A breath shuddered through her. "You don't know anything about me."
"I know you liked honey on fresh bread. I know you cried when that hawk you raised flew away. I know you never stopped looking over your shoulder, even when you smiled."
She turned back slowly. "You've spent years building that lie, haven't you? Crafting this… fantasy of who I was."
Kael rose shakily to his feet. The chains dragged.
"It's not a fantasy if it's the truth."
She looked at the glyph on his chest again. It pulsed faintly now, like something ancient had begun to stir.
"Where did you get that mark?" she asked.
He didn't speak right away. "It appeared the night they took you."
Her brow furrowed.
"I woke in the ruins. Covered in ash and blood. The glyph burned itself into me. I thought it was grief, magic answering heartbreak. I didn't understand then."
"And now?"
"Now I think it's fate refusing to let us be lost."
She hated how his words made something inside her tremble. She turned on her heel.
"You'll rot here, Kael, the past won't save you."
"But it might save you."
She paused at the door, jaw clenched. Then, without looking back, she left.
Seris climbed the stairs without feeling her legs move. Her armor weighed heavier with each step, not from iron, but from the thick, unspoken ache blooming inside her chest, the torches on the walls blurred at the edges of her vision, their light too sharp against the sudden dampness rising in her eyes.
She hated this. Hated the way her body betrayed her with trembling hands and a pounding heart. Hated how a single voice, a voice buried for so long, had unraveled her carefully constructed walls.
"You are Seris Valen," she whispered to herself as she reached the upper corridor. "You are the Crown's blade. Nothing more."
And yet... in the deepest hollow of her soul, something stirred, a child's memory, bruised but not broken, clawing its way to the surface.
A hand reaching for hers in the smoke, a voice calling her Lyra, desperate and fierce, lips brushing her forehead as the world collapsed.
Seris leaned her forehead against the cold stone of the wall, fighting the memories. Fighting herself.
Below, in the dungeon, Kael sat back down against the wall, his shackled hands falling heavily into his lap. He could feel the ripple of her pain through the very air. A bond like that couldn't be erased by new names or stolen years.
He closed his eyes, breathing through the agony and the hope gnawing at his chest.
She's still in there.I will find her. No matter the chains. No matter the years.
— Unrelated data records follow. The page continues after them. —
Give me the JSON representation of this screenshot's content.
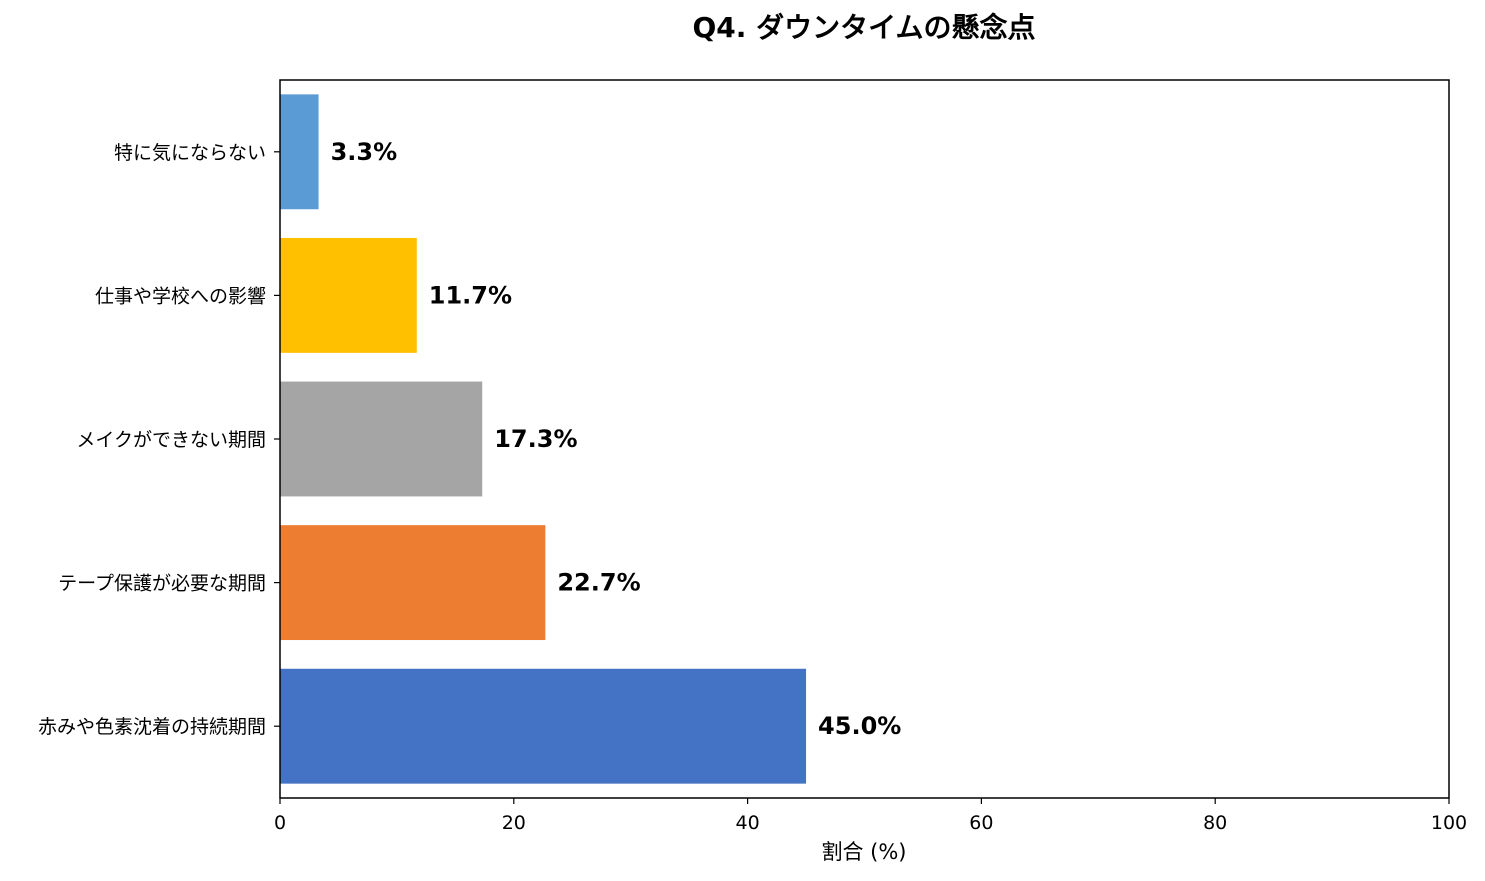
{
  "chart_data": {
    "type": "bar",
    "orientation": "horizontal",
    "title": "Q4. ダウンタイムの懸念点",
    "xlabel": "割合 (%)",
    "ylabel": "",
    "xlim": [
      0,
      100
    ],
    "x_ticks": [
      "0",
      "20",
      "40",
      "60",
      "80",
      "100"
    ],
    "grid": false,
    "categories": [
      "特に気にならない",
      "仕事や学校への影響",
      "メイクができない期間",
      "テープ保護が必要な期間",
      "赤みや色素沈着の持続期間"
    ],
    "values": [
      3.3,
      11.7,
      17.3,
      22.7,
      45.0
    ],
    "value_labels": [
      "3.3%",
      "11.7%",
      "17.3%",
      "22.7%",
      "45.0%"
    ],
    "colors": [
      "#5b9bd5",
      "#ffc000",
      "#a5a5a5",
      "#ed7d31",
      "#4472c4"
    ]
  }
}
And when he does, the empire that had stolen their lives would burn.
That night, she dreamt again, of fire, of a boy with storm-dark eyes holding her hand as they ran through the trees.
Of promises made beneath a full moon.
Of a kiss that tasted like forever.
Kael heard her scream from the dungeon, and he smiled, not because he wanted her in pain, but because memories, once awakened, were like fire in dry grass.
And Seris was starting to burn.
FLASHBACK — Ten Years Ago
They were just two village youths then, hiding from the storm beneath the wooden bridge. She had mud on her cheek. He had a stolen bottle of sweet wine and a grin too wide for his face.
"I'll marry you one day," Kael said.
She rolled her eyes. "You're a disaster."
"And you're in love with me." She shoved him, he kissed her.
And for a moment, the whole world disappeared.